Söylediği şeyle gözlerim kocaman açılırken, yaslandığım göğsünden kalkarak yüzüne baktım. O ciddiyetle bana bakmaya devam ederken, şaka yapmadığı belli oluyordu. Sonunda biraz da olsa kendime geldiğimde, ağzından bir "Ha?" sesi firar etti. Hemen ardından "Ne dedin sen?" dediğimde, bir kaç saniye aynı ciddiyetle baktı ama o birkaç saniyenin sonunda gür bir kahkaha attı. "Savaş neye gülüyorsun?"

"Beni dinlemediğini biliyordum," dedi kahkahalarının arasından. "O yüzden öyle söyledim."

"Yani Çin'e gidip, böcek falan yemeyeceksin?"

"Yemeyeceğim," dediğinde ona bir bakış attım. "Ve gitmeyeceğim." diye eklendiğinde ise gülümseyerek arkama yaslandım.

Uzun bir zaman sonra Savaş öylece oturmaktan sıkılmış olacak ki, "Kahvaltı yapalım mı?" diye bir fikir attı ortaya. Heyecanla "Olur! Nerede?" dediğimdeyse, "Evde," diyerek bütün hevesimi yerle bir etmişti.

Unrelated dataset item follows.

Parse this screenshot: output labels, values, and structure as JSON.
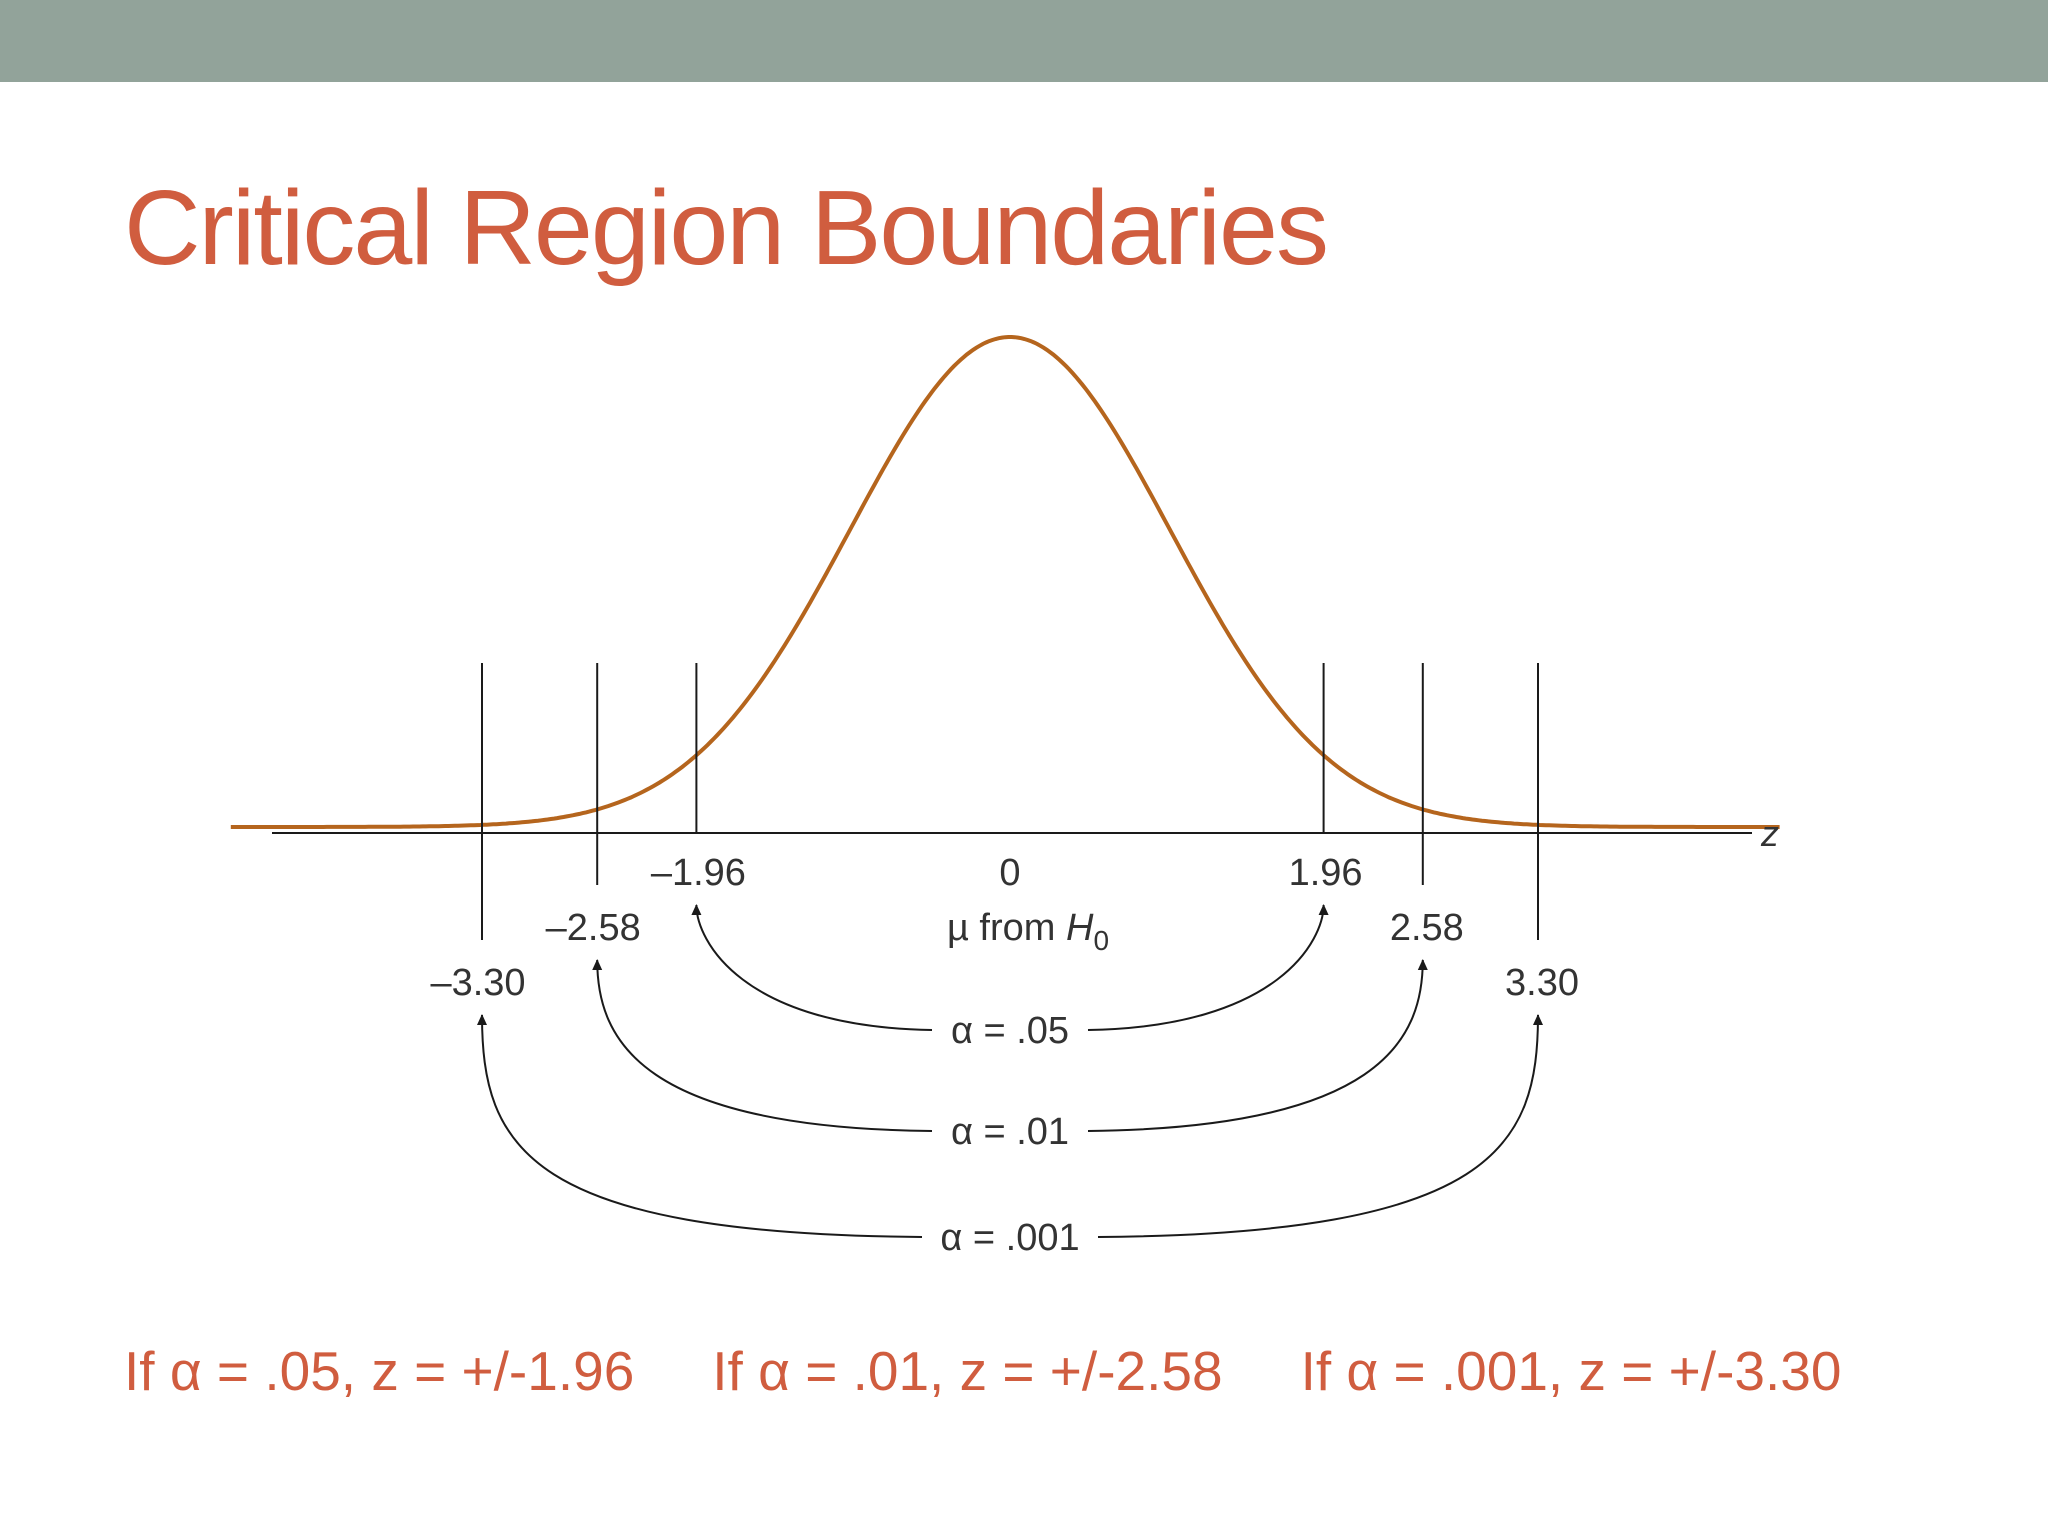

"İyi, gidelim," dedim ve çantamı alarak ayağa kalktım. "Ama sen hazırlarsın."

Savaş'ta ayağa kalkıp, elini omzuna attığında cevap verdi. "Maalesef, öyle olmayacak. Beraber hazırlayacağız."

Cevap vermedim ve yürümeye devam ettik. İkimizde iyi biliyorduk ki, kahvaltıyı beraber hazırlayacaktık.

Bizim eve vardığımızda Savaş kahvaltılıkları çıkarmaya başlamamı ve on dakikaya geleceğini söyleyip evden ayrılmıştı. Sanırsam üstünü değiştirecekti. Dediğini yaparak buzdolabından belirli kahvaltılıkları çıkardım ve bahçedeki masayı hazırlamaya başladım. On dakikanın sonunda Savaş gelmişti ama kahvaltı hazırlıkları da bitmişti.

"Hiç gelmeseydin? Hazırladım ben zaten." diye sitemle söylendiğimde Savaş, güldü ve sandalyelerden birine oturdu.

"Ee, buna taktik derler güzelim. Zeki olan hep kazanır."

Sadece gözlerimi devirmekle yetindim ve masaya son kez göz attım. Çay ve ekmekler hariç her şey hazırdı. Saat daha erken olduğu ve bizimkilerin uyanmasına daha çok olduğu için çayı koymamıştım.

"Ekmek." dediğimde Savaş bana baktı. "Masada ekmek yok ve bil bakalım kim ekmek alacak?" deyip parmağımla onu işaret ettiğimde gülümseyerek ayağa kalktı.